Friday, April 8, 2011

G is for Great Church

The Great Church was a religious institution of the Thulian Empire, formed out of the nine most influential faiths among the Thulians. Eight of the original deities honored by the Great Church were:
  • Anesidora: Goddess of grain, fertility, marriage, and law.
  • Asana: Goddess of strategy, heroism, and science.
  • Caint: God of medicine, poetry, and music.
  • Donn: God of the dead.
  • Mavors: God of warfare.
  • Tenen: God of travelers, craftsmen, and invention.
  • Tyche: Goddess of fortune, prosperity, and destiny.
  • Typhon: God of judgment, discipline, and trade.
The ninth "deity" was called Anyastos, who was, according to orthodox interpretation, not a deity at all but rather an abstract concept --The Divine -- representative of the power above and beyond all the other gods.
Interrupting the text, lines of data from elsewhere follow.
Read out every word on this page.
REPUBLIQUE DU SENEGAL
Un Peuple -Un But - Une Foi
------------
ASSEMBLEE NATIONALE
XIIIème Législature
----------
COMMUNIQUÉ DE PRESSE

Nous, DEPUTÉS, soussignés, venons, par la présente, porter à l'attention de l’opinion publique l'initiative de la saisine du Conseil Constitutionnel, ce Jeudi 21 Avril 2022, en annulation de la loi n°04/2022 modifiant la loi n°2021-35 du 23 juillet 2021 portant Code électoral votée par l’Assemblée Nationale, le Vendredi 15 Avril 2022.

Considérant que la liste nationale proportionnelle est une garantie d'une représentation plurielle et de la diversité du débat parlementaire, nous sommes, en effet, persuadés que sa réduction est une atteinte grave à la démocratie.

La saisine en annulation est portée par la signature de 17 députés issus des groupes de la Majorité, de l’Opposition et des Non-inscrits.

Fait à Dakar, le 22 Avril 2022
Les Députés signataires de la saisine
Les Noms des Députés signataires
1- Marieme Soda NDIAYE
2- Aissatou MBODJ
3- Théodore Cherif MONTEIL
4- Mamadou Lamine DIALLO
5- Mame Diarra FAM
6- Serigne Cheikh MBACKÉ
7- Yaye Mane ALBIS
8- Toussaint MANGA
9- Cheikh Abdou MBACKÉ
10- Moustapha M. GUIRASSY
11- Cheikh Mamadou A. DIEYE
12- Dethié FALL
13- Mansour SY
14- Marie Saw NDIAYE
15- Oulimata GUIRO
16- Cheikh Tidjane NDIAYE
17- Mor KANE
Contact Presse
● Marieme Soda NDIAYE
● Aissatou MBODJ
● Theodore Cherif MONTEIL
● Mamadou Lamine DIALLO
Anyastos had no priesthood or temples of his own, instead being revered by all the Church's constituent faiths. Of course, there have always been tales of secret societies and esoteric orders filling devoted to him. Later, Turms Termax identified himself with the Divine and his worship eventually supplanted that of Anyastos within the Great Church.

The Thulians established the Church both in hopes of securing the blessings of all the gods and as an instrument of policy. These former Hyperborean barbarians were a very pious and superstitious people and saw their victory over the Eld as proof of a divine mandate. To ensure they retained that mandate, early Thulian emperors lavished great wealth and power on the priesthoods of the deities that had supported their rebellion against the Red Elves. Those early emperors similarly did not wish the various temples to feud with one another and so created a structure by which they could work together and, when necessary, adjudicate disputes, with the imperial throne serving as the final arbiter of irreconcilable differences.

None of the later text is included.